In the documentation, it says that when using the reasoning options, they should be mapped to the correct config options for the provider. But I can’t get it to work with the minimal setting.
Current Behavior
None of the following combinations seem to work:
reasoning.enabledset tofalsereasoning.effortset tononeorminimal
Although reasoning output isn’t present in the response when reasoning.enabled is false, I consistently see reasoning_tokens in the response. The response duration also suggests that reasoning was still performed when comparing the same request directly with the provider.
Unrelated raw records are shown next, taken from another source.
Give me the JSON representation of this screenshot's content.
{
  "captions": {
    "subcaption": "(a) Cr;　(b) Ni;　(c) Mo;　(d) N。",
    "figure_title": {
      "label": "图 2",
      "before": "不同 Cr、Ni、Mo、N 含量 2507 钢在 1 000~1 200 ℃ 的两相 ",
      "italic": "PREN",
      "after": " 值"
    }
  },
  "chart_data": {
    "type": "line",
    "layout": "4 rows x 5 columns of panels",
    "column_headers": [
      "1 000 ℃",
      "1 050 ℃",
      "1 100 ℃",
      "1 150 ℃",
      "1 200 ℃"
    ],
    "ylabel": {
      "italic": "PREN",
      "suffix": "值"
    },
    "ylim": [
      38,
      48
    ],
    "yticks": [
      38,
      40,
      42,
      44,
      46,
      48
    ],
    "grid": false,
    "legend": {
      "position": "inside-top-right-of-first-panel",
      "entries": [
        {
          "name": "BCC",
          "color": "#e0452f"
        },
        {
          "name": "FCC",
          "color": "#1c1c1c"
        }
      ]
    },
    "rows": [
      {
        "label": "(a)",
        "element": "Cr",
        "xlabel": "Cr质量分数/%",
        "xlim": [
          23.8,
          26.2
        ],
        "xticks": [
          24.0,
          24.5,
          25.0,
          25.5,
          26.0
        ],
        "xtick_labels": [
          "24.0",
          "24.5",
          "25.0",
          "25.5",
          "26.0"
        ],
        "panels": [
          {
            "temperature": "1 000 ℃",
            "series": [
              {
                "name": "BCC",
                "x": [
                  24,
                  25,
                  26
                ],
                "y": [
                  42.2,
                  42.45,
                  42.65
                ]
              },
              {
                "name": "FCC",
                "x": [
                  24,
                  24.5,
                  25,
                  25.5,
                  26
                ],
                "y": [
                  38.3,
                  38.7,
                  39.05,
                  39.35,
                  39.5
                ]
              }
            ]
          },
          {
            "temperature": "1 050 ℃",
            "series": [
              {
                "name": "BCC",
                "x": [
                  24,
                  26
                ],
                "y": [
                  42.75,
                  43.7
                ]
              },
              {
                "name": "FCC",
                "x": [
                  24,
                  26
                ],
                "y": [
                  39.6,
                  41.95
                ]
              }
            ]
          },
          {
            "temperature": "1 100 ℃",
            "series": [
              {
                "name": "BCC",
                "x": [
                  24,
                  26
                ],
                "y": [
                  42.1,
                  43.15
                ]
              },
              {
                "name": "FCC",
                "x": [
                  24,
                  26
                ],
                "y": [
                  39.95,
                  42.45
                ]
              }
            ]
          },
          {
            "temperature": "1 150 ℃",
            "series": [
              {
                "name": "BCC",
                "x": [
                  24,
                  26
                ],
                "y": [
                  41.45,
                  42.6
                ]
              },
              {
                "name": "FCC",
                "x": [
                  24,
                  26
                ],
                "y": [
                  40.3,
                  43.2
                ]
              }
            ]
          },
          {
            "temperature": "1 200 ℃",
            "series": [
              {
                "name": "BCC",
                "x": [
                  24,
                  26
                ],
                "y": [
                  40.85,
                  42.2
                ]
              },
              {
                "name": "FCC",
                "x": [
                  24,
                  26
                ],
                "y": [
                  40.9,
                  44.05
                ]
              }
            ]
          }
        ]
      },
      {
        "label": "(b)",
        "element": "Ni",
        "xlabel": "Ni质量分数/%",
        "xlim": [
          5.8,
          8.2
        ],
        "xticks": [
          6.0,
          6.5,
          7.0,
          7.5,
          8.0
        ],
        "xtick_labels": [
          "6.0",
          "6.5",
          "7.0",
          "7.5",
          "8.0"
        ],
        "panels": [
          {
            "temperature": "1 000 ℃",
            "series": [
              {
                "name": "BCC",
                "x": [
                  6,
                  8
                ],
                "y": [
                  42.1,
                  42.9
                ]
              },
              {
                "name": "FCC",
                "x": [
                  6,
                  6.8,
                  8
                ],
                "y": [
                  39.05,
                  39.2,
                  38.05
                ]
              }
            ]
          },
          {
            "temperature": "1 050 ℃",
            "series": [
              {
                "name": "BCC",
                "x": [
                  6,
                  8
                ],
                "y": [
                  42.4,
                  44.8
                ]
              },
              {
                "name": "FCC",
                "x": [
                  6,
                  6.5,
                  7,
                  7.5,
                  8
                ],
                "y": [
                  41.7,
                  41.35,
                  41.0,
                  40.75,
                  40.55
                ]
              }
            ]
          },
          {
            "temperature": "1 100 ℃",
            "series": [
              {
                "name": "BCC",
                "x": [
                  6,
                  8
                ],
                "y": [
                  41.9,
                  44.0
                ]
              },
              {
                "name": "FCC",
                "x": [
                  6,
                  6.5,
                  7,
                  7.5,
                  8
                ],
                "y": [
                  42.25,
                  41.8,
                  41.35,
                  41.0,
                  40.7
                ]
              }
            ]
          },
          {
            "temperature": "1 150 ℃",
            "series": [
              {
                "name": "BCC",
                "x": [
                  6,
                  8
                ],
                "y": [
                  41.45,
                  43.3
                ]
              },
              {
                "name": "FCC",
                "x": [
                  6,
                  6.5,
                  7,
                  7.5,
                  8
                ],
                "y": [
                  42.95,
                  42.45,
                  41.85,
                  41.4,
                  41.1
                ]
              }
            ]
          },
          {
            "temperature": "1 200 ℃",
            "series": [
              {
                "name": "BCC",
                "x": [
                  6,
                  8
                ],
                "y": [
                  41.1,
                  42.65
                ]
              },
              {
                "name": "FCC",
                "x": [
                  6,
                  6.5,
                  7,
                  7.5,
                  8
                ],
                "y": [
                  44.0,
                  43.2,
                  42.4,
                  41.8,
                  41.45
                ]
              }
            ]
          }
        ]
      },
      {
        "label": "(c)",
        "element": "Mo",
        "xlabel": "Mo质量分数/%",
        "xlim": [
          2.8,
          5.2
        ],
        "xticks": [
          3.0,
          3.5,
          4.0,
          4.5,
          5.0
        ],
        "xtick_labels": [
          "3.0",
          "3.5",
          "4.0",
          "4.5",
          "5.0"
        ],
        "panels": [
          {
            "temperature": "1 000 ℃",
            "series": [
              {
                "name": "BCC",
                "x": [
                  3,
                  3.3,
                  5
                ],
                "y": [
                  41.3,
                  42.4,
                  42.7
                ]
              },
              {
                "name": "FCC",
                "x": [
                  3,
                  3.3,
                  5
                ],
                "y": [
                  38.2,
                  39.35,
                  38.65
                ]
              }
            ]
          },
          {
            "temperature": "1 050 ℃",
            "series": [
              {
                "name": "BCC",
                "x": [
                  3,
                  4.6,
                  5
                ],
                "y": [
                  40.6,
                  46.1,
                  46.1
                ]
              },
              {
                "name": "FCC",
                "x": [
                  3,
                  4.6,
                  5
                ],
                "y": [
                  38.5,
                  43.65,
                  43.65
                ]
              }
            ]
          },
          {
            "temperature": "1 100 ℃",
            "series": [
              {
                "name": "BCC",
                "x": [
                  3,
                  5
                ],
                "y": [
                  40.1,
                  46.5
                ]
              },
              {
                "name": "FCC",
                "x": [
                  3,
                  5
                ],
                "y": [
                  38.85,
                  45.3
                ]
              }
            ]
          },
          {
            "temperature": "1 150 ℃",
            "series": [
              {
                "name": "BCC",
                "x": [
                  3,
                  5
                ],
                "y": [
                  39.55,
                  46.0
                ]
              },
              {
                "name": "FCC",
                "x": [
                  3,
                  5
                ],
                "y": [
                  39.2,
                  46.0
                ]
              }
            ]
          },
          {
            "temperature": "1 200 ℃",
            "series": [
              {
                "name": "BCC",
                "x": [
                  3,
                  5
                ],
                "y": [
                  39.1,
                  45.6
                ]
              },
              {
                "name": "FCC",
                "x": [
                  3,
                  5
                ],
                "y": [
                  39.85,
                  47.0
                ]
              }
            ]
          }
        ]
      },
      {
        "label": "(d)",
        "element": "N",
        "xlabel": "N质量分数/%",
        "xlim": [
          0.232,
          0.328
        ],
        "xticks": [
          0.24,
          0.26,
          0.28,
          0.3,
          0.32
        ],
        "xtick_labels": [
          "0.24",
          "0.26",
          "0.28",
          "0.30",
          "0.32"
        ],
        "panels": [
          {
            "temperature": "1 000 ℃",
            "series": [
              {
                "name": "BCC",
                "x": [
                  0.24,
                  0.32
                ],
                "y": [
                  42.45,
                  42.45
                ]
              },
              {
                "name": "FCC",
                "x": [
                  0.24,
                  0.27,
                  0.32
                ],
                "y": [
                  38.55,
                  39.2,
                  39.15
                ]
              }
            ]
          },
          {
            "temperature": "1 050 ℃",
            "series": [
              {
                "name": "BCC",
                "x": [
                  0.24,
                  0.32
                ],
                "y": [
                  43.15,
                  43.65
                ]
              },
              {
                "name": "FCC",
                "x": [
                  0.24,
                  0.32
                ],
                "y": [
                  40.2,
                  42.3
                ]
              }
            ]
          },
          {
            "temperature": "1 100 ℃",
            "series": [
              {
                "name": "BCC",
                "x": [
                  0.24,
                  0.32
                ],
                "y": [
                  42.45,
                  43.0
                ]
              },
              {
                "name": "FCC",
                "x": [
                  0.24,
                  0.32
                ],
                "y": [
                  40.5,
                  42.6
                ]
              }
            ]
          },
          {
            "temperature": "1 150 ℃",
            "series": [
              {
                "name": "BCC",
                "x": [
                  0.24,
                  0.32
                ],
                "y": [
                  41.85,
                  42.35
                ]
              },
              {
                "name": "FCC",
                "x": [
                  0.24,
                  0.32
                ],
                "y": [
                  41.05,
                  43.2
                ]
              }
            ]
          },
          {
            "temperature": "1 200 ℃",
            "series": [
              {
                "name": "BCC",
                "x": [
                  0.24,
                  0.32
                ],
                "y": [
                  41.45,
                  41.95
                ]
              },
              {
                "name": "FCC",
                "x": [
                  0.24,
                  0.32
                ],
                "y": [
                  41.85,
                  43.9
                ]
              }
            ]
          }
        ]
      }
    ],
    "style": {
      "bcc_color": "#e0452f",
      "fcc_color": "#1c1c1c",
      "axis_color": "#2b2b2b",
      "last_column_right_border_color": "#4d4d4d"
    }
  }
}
I’ve also tried using providerOptions to set thinking and reasoning levels, but to no avail.
Request Example
curl -X POST "https://ai-gateway.vercel.sh/v1/chat/completions" \
-H "Content-Type: application/json" \
-H "Authorization: Bearer YOUR_AI_GATEWAY_API_KEY" \
-d '{
"model": "google/gemini-3-flash",
"messages": [{"role": "user", "content": "Hello"}],
"stream": false,
"reasoning": {"enabled": false, "effort": "minimal"}
}'
I understand that minimal !== “no reasoning”; but for the same request sent directly to the provider, I can consistently confirm that it truly has no reasoning executed.
Did someone succeed with a similar task, or have a suggestion on how to achieve it?